The lack of competition increases funding and hedging costs for borrowers, which in turn has a direct negative effect on economic growth. However, the ‘product bundling’ approach used by banks to reduce competition also has the effect of reducing risk and return (i.e. price) transparency on lending, which in turn restricts the efficiency of markets by preventing other investors from entering these markets. Only very large and sophisticated investors have the sufficient structuring and analytical skills to be able to disentangle these bundled products in order to ascertain the true price levels that a market can offer them. If other investors are not attracted to a market because the little credit that clears does so at opaque levels (e.g. because the returns are not made on funding but on the associated derivatives and capital markets transactions), then the financial markets will remain in crisis.

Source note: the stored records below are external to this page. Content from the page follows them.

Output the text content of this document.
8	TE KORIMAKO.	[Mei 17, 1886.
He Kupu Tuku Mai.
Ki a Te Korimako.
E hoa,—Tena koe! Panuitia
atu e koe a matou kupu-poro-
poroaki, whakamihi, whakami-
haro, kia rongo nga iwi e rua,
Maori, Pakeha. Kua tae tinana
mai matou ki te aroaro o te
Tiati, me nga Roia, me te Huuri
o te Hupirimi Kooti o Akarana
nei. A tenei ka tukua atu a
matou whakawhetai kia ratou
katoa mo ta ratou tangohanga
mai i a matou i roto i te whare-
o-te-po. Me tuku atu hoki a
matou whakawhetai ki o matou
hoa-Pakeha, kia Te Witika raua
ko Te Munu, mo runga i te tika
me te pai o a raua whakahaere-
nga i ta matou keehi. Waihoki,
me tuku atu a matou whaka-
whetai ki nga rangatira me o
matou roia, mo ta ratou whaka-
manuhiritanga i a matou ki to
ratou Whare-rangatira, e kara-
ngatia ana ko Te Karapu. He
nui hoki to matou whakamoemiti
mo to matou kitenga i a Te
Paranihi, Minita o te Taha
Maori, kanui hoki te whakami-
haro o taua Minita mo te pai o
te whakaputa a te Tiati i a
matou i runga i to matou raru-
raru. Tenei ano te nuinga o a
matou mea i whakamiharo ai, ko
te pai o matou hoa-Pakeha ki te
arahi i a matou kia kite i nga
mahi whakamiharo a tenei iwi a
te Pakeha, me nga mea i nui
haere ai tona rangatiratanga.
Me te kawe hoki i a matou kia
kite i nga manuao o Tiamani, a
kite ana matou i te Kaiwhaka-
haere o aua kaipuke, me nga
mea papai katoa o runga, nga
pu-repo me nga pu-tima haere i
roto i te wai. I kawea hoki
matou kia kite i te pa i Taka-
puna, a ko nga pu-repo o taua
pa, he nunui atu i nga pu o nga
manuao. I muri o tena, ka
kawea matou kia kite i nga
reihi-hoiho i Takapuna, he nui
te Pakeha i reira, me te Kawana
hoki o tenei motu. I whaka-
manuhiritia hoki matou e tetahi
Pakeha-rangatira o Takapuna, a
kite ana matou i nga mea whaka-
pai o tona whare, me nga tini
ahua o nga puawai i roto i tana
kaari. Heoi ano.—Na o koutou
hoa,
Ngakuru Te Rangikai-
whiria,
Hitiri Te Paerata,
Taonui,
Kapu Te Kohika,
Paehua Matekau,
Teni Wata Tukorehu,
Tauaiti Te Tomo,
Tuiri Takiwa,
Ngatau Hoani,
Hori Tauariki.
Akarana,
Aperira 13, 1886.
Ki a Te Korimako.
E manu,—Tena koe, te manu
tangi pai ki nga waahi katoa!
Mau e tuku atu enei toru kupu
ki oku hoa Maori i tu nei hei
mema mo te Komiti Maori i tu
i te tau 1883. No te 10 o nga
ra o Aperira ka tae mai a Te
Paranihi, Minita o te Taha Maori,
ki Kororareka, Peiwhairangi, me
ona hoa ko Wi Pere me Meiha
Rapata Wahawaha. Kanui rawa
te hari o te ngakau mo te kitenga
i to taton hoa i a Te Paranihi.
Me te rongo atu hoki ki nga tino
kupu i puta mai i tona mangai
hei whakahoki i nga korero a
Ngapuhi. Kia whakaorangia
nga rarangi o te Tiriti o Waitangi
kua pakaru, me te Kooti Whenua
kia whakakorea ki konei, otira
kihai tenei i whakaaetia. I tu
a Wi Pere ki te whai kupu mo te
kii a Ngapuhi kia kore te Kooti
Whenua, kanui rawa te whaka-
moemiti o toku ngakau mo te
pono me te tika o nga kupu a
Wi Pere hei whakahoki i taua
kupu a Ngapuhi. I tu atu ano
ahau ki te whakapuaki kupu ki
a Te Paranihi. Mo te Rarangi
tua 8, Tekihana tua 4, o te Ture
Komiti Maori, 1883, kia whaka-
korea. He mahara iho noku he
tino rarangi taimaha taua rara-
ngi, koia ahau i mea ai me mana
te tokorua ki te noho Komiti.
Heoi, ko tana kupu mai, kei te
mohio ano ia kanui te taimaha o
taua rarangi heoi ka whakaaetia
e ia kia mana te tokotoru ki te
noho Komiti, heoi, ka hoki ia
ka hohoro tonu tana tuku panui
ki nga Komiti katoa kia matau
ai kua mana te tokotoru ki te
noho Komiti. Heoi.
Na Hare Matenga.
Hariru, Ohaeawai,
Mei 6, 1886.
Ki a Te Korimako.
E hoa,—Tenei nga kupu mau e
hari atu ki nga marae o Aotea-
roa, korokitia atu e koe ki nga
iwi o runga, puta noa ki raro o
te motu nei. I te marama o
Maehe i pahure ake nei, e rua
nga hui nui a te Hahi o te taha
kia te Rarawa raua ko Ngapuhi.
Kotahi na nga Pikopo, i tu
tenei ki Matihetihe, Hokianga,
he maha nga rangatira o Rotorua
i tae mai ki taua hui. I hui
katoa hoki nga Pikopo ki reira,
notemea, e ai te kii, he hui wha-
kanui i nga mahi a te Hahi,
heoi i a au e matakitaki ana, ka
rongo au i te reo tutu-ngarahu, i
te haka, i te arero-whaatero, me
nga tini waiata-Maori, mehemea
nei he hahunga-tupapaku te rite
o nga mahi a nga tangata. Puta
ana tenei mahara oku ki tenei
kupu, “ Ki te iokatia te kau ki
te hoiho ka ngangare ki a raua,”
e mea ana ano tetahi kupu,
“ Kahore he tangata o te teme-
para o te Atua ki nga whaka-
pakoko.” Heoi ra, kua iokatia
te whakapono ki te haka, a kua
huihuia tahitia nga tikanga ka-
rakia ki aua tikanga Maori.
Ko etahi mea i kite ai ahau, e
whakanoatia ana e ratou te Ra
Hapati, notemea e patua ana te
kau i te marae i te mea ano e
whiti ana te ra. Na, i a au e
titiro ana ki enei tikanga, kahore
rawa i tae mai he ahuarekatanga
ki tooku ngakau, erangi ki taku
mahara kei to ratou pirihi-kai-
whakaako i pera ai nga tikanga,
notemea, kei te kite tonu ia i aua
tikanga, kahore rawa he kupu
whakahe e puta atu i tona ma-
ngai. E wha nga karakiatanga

We envisage two possible areas where the authorities, the investors, and the corporate borrowers themselves can encourage non-bank lending and hedging channels. The first is for the authorities to call a competition enquiry into the role of banks in non-bank lending and hedging, (i.e. the role of banks when acting as matched brokers without underwriting any material risk). The second is for investors to demand, and for corporates to implement, greater disclosure of execution costs(1) for funding and hedging transactions. We believe the disclosure of execution costs is a corporate governance issue which would not be resolved by imposing a regulatory requirement on banks to disclose profit information in the form of a spread, for example. Such disclosures by banks would be subject to straight forward manipulation, and are likely to be very difficult to translate into a meaningful execution costs measure that we believe is essential. Furthermore, it is vital that corporates calculate their execution costs independently of any information provided by banks. The disclosure of execution costs by corporates should convince borrowers that the bundling of financial products will never work to their advantage, which should foster greater transparency and financial markets where fewer transactions clear at opaque levels.

Yours sincerely

Alex Pilato

Chief Executive

TradeRisks Limited

 

(1) i.e. the market value (with cashflows discounted at mid-market rates and vols) of the new financial instrument(s), minus the market value of the replaced financial instrument(s), if any, minus any cash amounts received /(paid), if any.